A second degree polynomial¶

df2 = df.copy()
cols = []
for i in range(1,3):
    c = f"R{i}"
    cols.append(c)
    df2[c] = df2["R_odds"]**i

X_train, X_test, y_train, y_test = train_test_split(df2[cols], df2["B_odds"],train_size=0.6)
reg2 = LinearRegression()
reg2.fit(X_train,y_train)

LinearRegression()

print(f"Blue Corner Odds = {reg2.intercept_} + (Red Odds)*{reg2.coef_[0]} + (Red Odds Squared)*{reg2.coef_[-1]}")

Blue Corner Odds = -27.436978633904886 + (Red Odds)*-0.9990462566713105 + (Red Odds Squared)*-0.00023124543279145693

We will use mean squared error to rate the model as well.

mean_squared_error(y_train,reg2.predict(X_train))

2068.026215806807

mean_squared_error(y_test,reg2.predict(X_test))

2324.356795929741

The mean squared errors (MSE) on both the training and test data set are much lower, indicating that the model with R_odds and R_odds squared is much better. However, the difference between the MSE on the training set and testing set has increased compared to the model we first built which could be hint to some overfitting. We can continue to build more polynomial functions with more degrees, however, I believe that overfitting will eventually become a bigger issue as we include more degrees.

Charting the two regression equations.¶

df2["Pred1"] = reg.predict(df2[["R_odds"]])
df2["Pred2"] = reg2.predict(df2[cols])

c = alt.Chart(df).mark_circle(clip=True).encode(
    x=alt.X("R_odds",scale=alt.Scale(domain=(-800, 800))),
    y= alt.Y("B_odds",scale=alt.Scale(domain=(-800, 800))), 
    color="Weight Class:N"
    ).properties(title="Regression equations graphed")
c1 = alt.Chart(df2).mark_line(color="red", clip=True).encode(x="R_odds", y="Pred1")
c2 = alt.Chart(df2).mark_line(color="blue", clip=True).encode(x="R_odds", y="Pred2")
c+c1+c2

The red line represents our first model and the blue line represents our second model.

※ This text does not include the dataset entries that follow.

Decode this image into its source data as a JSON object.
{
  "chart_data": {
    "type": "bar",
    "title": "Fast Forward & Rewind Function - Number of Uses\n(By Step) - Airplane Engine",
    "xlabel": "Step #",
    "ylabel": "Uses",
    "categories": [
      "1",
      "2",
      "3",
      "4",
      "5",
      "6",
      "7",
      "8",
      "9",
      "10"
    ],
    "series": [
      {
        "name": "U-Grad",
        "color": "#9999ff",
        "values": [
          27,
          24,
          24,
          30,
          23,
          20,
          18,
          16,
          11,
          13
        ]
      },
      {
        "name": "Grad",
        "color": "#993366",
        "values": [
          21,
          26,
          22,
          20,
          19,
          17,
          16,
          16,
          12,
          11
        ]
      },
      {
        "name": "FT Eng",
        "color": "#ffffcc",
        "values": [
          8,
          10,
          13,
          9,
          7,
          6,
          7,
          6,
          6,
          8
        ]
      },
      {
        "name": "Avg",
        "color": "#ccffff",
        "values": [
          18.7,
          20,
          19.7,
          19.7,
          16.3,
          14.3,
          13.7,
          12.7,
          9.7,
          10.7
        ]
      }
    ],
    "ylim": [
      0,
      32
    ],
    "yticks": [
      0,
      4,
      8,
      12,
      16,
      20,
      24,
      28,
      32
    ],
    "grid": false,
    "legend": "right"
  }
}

Upon further investigation about how casinos create moneylines, my research has found that the ultimate aim set by sports books is to balance the action on both sides of a wager. Odds are created in a way to attract players to play on both sides of a line. According to sports betting dime, odds are engineered to attract equal action on both sides of a betting line. In a perfect world, a sportsbook receives equal betting volume on both sides of a wager then, win or lose, they’ll make 5-10% on the “juice”.

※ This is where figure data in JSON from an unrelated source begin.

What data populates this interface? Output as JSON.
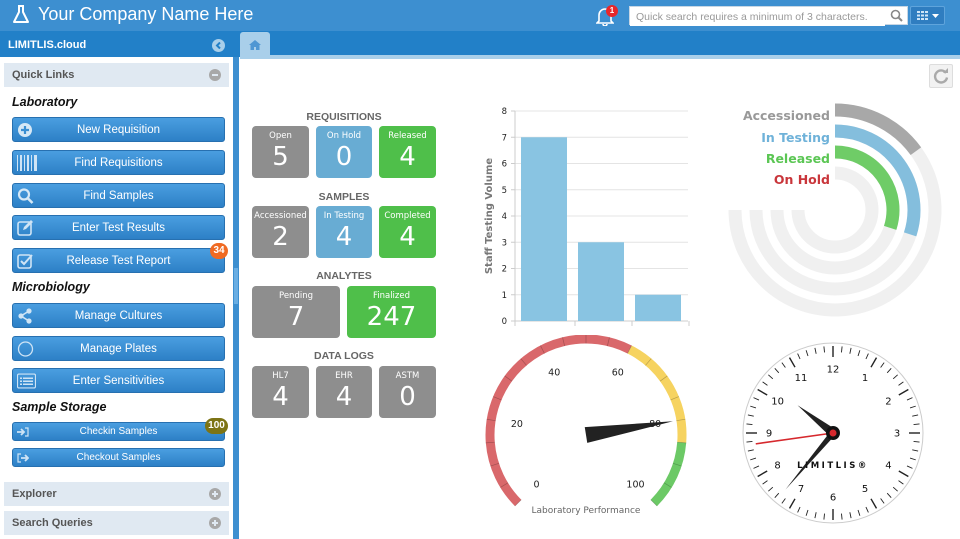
{
  "header": {
    "company_name": "Your Company Name Here",
    "notification_count": "1",
    "search_placeholder": "Quick search requires a minimum of 3 characters."
  },
  "sidebar": {
    "title": "LIMITLIS.cloud",
    "quick_links_label": "Quick Links",
    "sections": {
      "laboratory": "Laboratory",
      "microbiology": "Microbiology",
      "sample_storage": "Sample Storage"
    },
    "buttons": {
      "new_requisition": "New Requisition",
      "find_requisitions": "Find Requisitions",
      "find_samples": "Find Samples",
      "enter_test_results": "Enter Test Results",
      "release_test_report": "Release Test Report",
      "manage_cultures": "Manage Cultures",
      "manage_plates": "Manage Plates",
      "enter_sensitivities": "Enter Sensitivities",
      "checkin_samples": "Checkin Samples",
      "checkout_samples": "Checkout Samples"
    },
    "badges": {
      "release_test_report": "34",
      "checkin_samples": "100"
    },
    "panels": {
      "explorer": "Explorer",
      "search_queries": "Search Queries"
    }
  },
  "dashboard": {
    "requisitions": {
      "title": "REQUISITIONS",
      "open_label": "Open",
      "open_value": "5",
      "onhold_label": "On Hold",
      "onhold_value": "0",
      "released_label": "Released",
      "released_value": "4"
    },
    "samples": {
      "title": "SAMPLES",
      "accessioned_label": "Accessioned",
      "accessioned_value": "2",
      "intesting_label": "In Testing",
      "intesting_value": "4",
      "completed_label": "Completed",
      "completed_value": "4"
    },
    "analytes": {
      "title": "ANALYTES",
      "pending_label": "Pending",
      "pending_value": "7",
      "finalized_label": "Finalized",
      "finalized_value": "247"
    },
    "datalogs": {
      "title": "DATA LOGS",
      "hl7_label": "HL7",
      "hl7_value": "4",
      "ehr_label": "EHR",
      "ehr_value": "4",
      "astm_label": "ASTM",
      "astm_value": "0"
    },
    "radial": {
      "accessioned": "Accessioned",
      "in_testing": "In Testing",
      "released": "Released",
      "on_hold": "On Hold"
    },
    "gauge": {
      "title": "Laboratory Performance"
    },
    "clock": {
      "brand": "LIMITLIS®"
    }
  },
  "colors": {
    "header_blue": "#3d8fd0",
    "tile_gray": "#8e8e8e",
    "tile_blue": "#68acd3",
    "tile_green": "#4fbf4a",
    "bar_blue": "#89c4e2",
    "badge_orange": "#f06a22",
    "badge_olive": "#7d7415"
  },
  "chart_data": [
    {
      "type": "bar",
      "title": "",
      "xlabel": "",
      "ylabel": "Staff Testing Volume",
      "categories": [
        "",
        "",
        ""
      ],
      "values": [
        7,
        3,
        1
      ],
      "ylim": [
        0,
        8
      ],
      "yticks": [
        0,
        1,
        2,
        3,
        4,
        5,
        6,
        7,
        8
      ],
      "grid": true
    },
    {
      "type": "radial-bar",
      "categories": [
        "Accessioned",
        "In Testing",
        "Released",
        "On Hold"
      ],
      "values": [
        2,
        4,
        4,
        0
      ],
      "max": 10,
      "colors": [
        "#a8a8a8",
        "#84bedd",
        "#6fcc67",
        "#c9363b"
      ]
    },
    {
      "type": "gauge",
      "title": "Laboratory Performance",
      "min": 0,
      "max": 100,
      "ticks": [
        0,
        20,
        40,
        60,
        80,
        100
      ],
      "value": 80,
      "bands": [
        {
          "from": 0,
          "to": 60,
          "color": "#d9686b"
        },
        {
          "from": 60,
          "to": 85,
          "color": "#f6d360"
        },
        {
          "from": 85,
          "to": 100,
          "color": "#6cc966"
        }
      ]
    }
  ]
}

3 dimensional Chart showing betting odds and the outcome¶

fig = plt.figure()
ax = plt.axes(projection='3d')
x = df["R_odds"]
y = df["B_odds"]
z = df["Num result"]
ax.scatter(x, y, z, c=z, cmap = "viridis")
ax.set_xlabel('Red Corner odds')
ax.set_ylabel('Blue Corner odds')
ax.set_zlabel('Result')
ax.grid(False)

In general, the betting favorite wins, given that there are more purple points. As a fight fan, it would be interesting to watch fights that correspond to yellow points as those points correspond to upsets. Specifically, the fights on the tail ends of each color would be the most interesting.

Summary¶

Using python, I explored the dataset containing betting odds and outcomes of a fight. I also looked at the demographics of UFC events from weightclass to host locations. Lastly, I built a linear regression model to predict betting odds.